By default, expect purchases to cost more points than you originally gained from shredding the same item, commonly around twice the payout unless you change configs. That spread creates a sink: shredding clears storage and generates liquidity, while buying back nudges you toward deliberate planning rather than zero-cost duplication.
- Rotation + throughput: tune belts and timing so the Shredder does not choke during peak production.
- Ownership rules: only the player who placed the Shredder receives credit for shredded value, even if friends click buttons on your machine.
- Offline behavior: if the owner is offline, shredding can still happen mechanically, but the owner does not accumulate those points while away.
- Future tunability: keep an eye on documentation for per-item overrides; Configure-as-you-go workflows are part of the mod’s intended flexibility.
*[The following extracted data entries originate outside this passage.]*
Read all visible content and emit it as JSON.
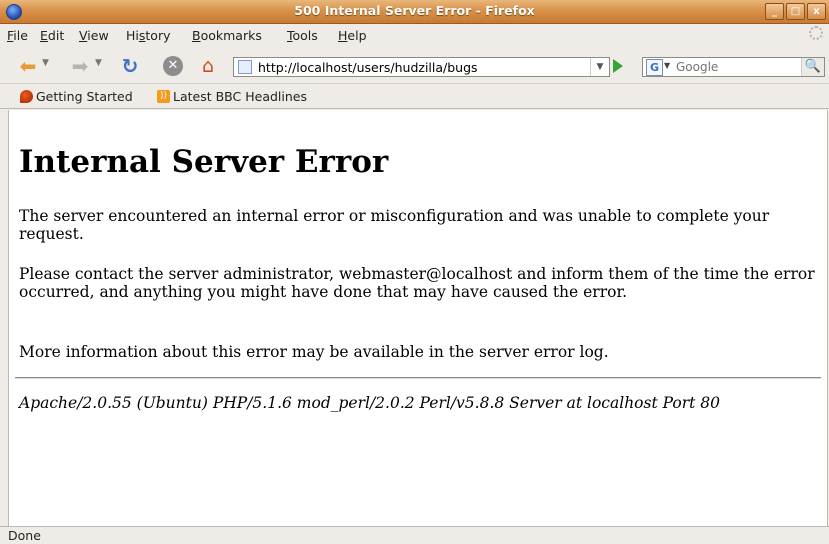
{
  "window": {
    "title": "500 Internal Server Error - Firefox",
    "buttons": {
      "minimize": "_",
      "maximize": "□",
      "close": "x"
    }
  },
  "menu": [
    {
      "underline": "F",
      "rest": "ile"
    },
    {
      "underline": "E",
      "rest": "dit"
    },
    {
      "underline": "V",
      "rest": "iew"
    },
    {
      "pre": "Hi",
      "underline": "s",
      "rest": "tory"
    },
    {
      "underline": "B",
      "rest": "ookmarks"
    },
    {
      "underline": "T",
      "rest": "ools"
    },
    {
      "underline": "H",
      "rest": "elp"
    }
  ],
  "toolbar": {
    "url": "http://localhost/users/hudzilla/bugs",
    "search_placeholder": "Google",
    "search_engine_letter": "G"
  },
  "bookmarks": [
    {
      "label": "Getting Started",
      "icon": "firefox-icon"
    },
    {
      "label": "Latest BBC Headlines",
      "icon": "rss-icon"
    }
  ],
  "page": {
    "heading": "Internal Server Error",
    "paragraph1": "The server encountered an internal error or misconfiguration and was unable to complete your request.",
    "paragraph2": "Please contact the server administrator, webmaster@localhost and inform them of the time the error occurred, and anything you might have done that may have caused the error.",
    "paragraph3": "More information about this error may be available in the server error log.",
    "address": "Apache/2.0.55 (Ubuntu) PHP/5.1.6 mod_perl/2.0.2 Perl/v5.8.8 Server at localhost Port 80"
  },
  "status": {
    "text": "Done"
  },
  "colors": {
    "titlebar": "#d8924a",
    "chrome": "#efebe7",
    "go": "#37a33b"
  }
}
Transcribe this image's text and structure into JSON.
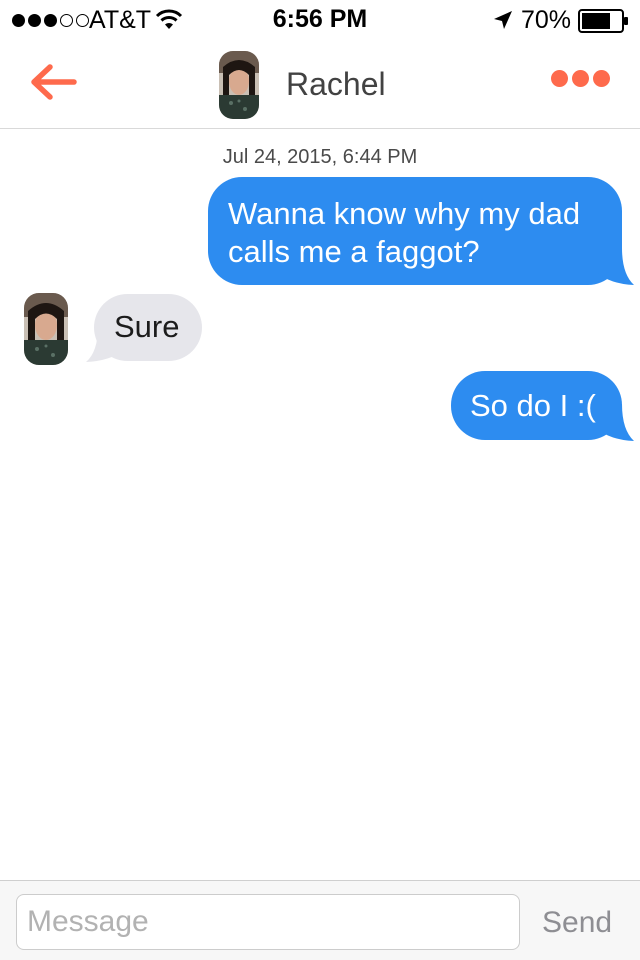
{
  "status_bar": {
    "carrier": "AT&T",
    "time": "6:56 PM",
    "battery_percent": "70%",
    "signal_bars": 3,
    "signal_max": 5,
    "battery_level": 0.7
  },
  "header": {
    "title": "Rachel",
    "back_icon": "back-arrow-icon",
    "more_icon": "more-dots-icon",
    "accent_color": "#fe6a4c"
  },
  "conversation": {
    "timestamp": "Jul 24, 2015, 6:44 PM",
    "messages": [
      {
        "direction": "outgoing",
        "text_line1": "Wanna know why my dad",
        "text_line2": "calls me a faggot?"
      },
      {
        "direction": "incoming",
        "text": "Sure"
      },
      {
        "direction": "outgoing",
        "text": "So do I :("
      }
    ],
    "outgoing_color": "#2d8cf0",
    "incoming_color": "#e6e6eb"
  },
  "composer": {
    "placeholder": "Message",
    "value": "",
    "send_label": "Send"
  }
}
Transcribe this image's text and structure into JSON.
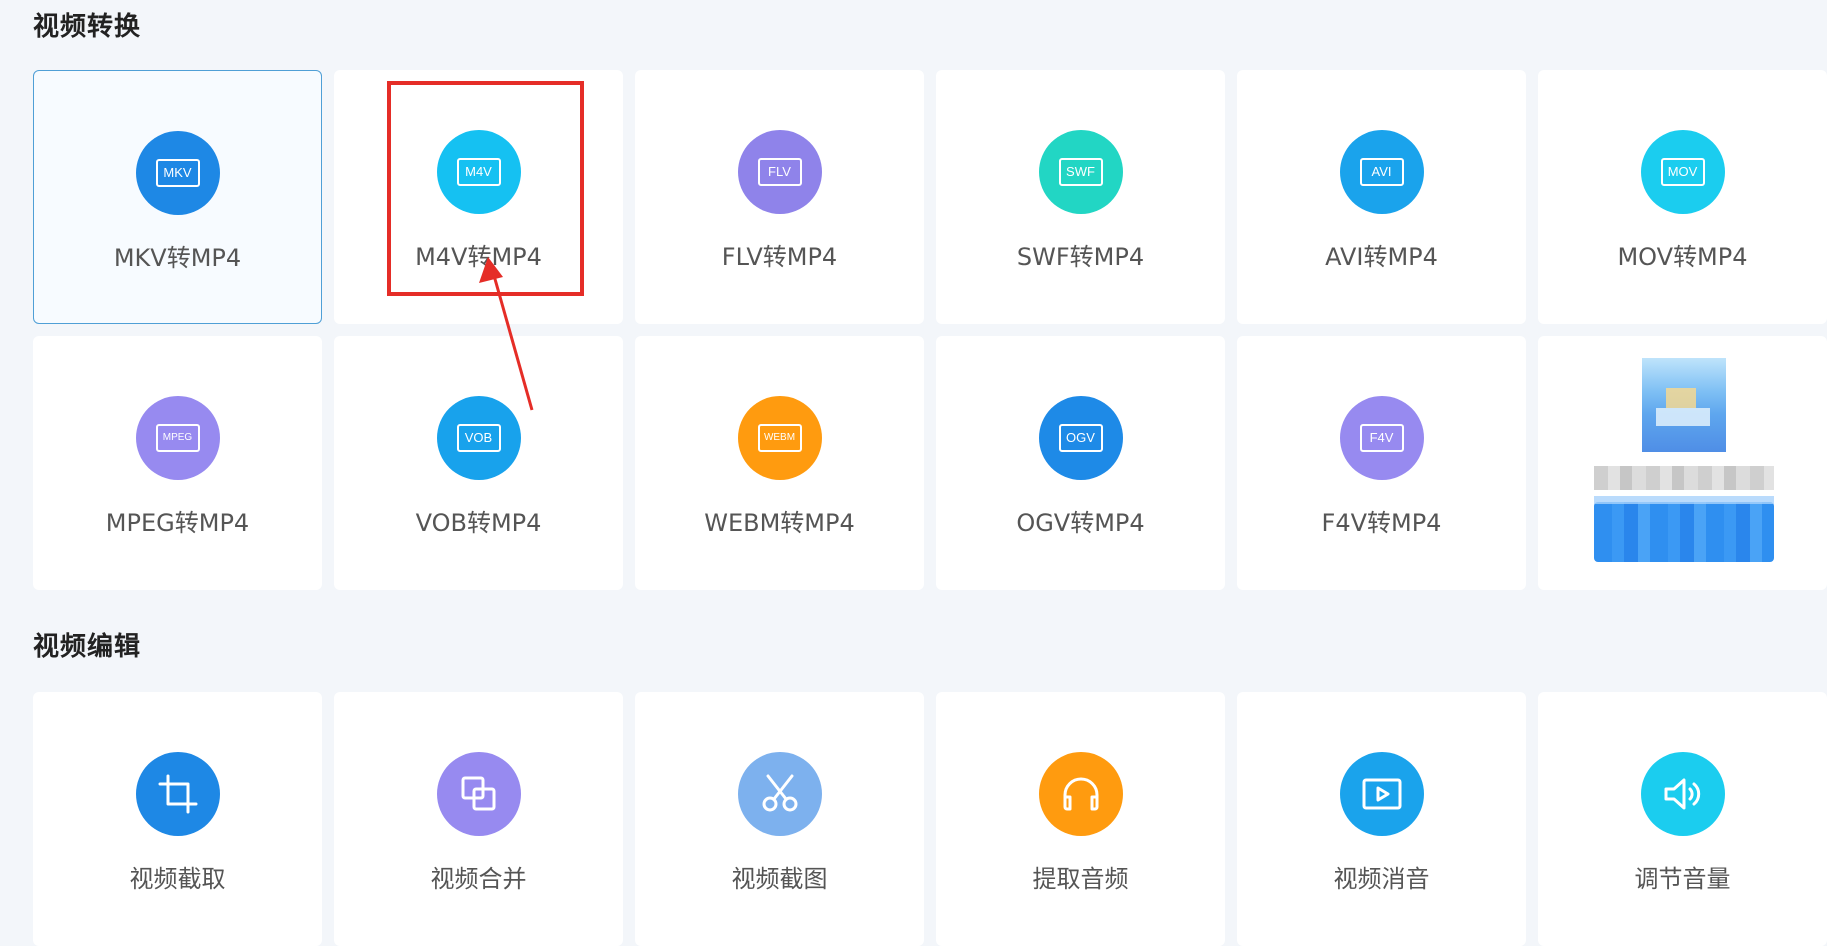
{
  "sections": {
    "convert_title": "视频转换",
    "edit_title": "视频编辑"
  },
  "convert_items": [
    {
      "badge": "MKV",
      "label": "MKV转MP4",
      "color": "#1e88e5"
    },
    {
      "badge": "M4V",
      "label": "M4V转MP4",
      "color": "#15c1f2"
    },
    {
      "badge": "FLV",
      "label": "FLV转MP4",
      "color": "#8f83ea"
    },
    {
      "badge": "SWF",
      "label": "SWF转MP4",
      "color": "#22d6c4"
    },
    {
      "badge": "AVI",
      "label": "AVI转MP4",
      "color": "#1aa3ec"
    },
    {
      "badge": "MOV",
      "label": "MOV转MP4",
      "color": "#1bcdef"
    },
    {
      "badge": "MPEG",
      "label": "MPEG转MP4",
      "color": "#978af0"
    },
    {
      "badge": "VOB",
      "label": "VOB转MP4",
      "color": "#18a2ec"
    },
    {
      "badge": "WEBM",
      "label": "WEBM转MP4",
      "color": "#ff9b0f"
    },
    {
      "badge": "OGV",
      "label": "OGV转MP4",
      "color": "#1e8ae7"
    },
    {
      "badge": "F4V",
      "label": "F4V转MP4",
      "color": "#978af0"
    }
  ],
  "edit_items": [
    {
      "icon": "crop-icon",
      "label": "视频截取",
      "color": "#1e88e5"
    },
    {
      "icon": "merge-icon",
      "label": "视频合并",
      "color": "#978af0"
    },
    {
      "icon": "scissors-icon",
      "label": "视频截图",
      "color": "#7db1ee"
    },
    {
      "icon": "headphones-icon",
      "label": "提取音频",
      "color": "#ff9b0f"
    },
    {
      "icon": "play-screen-icon",
      "label": "视频消音",
      "color": "#1aa3ec"
    },
    {
      "icon": "speaker-icon",
      "label": "调节音量",
      "color": "#1bcdef"
    }
  ],
  "annotation": {
    "highlight_color": "#e52d27"
  }
}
Why Create Players Enjoy This Loop
Create players often hit a familiar wall: incredible production, shrinking chest space, and the nagging question of what to do with “almost useful” intermediates. Amazing Trading reframes that problem as an engineering puzzle plus a soft currency layer. You are not just voiding excess; you are turning factory variance into a spendable budget for the next mega-project, from precision components to bulk building blocks.
If you are assembling a lightweight Forge setup around Create, grabbing compatible addons is half the fun, and distribution can be smoother than hunting scattered jar pages. For example, once you know which Create version your instance targets, this mod can be easily installed via the foxygame.net launcher — a convenient, flexible, and modern Minecraft launcher where you can download mods right from the menu, which is especially nice when you are swapping small tweaks between friends without rebuilding everything by hand.
Packmaking Notes: Forge Focus and Optional Scripting
Expect Forge-first support for a while, which matters if you live on Fabric-first loaders or maintain cross-loader modlists. For pack developers, the optional KubeJS pathway is the neat escape hatch when datapacks and recipe churn collide: you can shape point behavior to match gated progression, staged mod unlocks, or custom ore processing chains without rewriting the entire trading concept.
Credits-wise, community collaboration shows up clearly in polish: shop visuals, GUI inspiration, and borrowed calculation approaches help the experience feel intentional rather than experimental, even when features are still landing.
Quick Verdict: Who Should Install It
Create: Amazing Trading is for players who want Create’s rotational factories to drive a structured “shred and resupply” economy without leaving the mod’s mechanical fantasy. It rewards automation discipline, makes storage wars less miserable, and gives multiplayer bases a clear rule set around who earns points from shared machines. Pair it with a well-tuned Create line, respect the shop markup, and you get a satisfying loop: engineer the spin, shred the overflow, shop with purpose—and build the next contraption on purpose, too.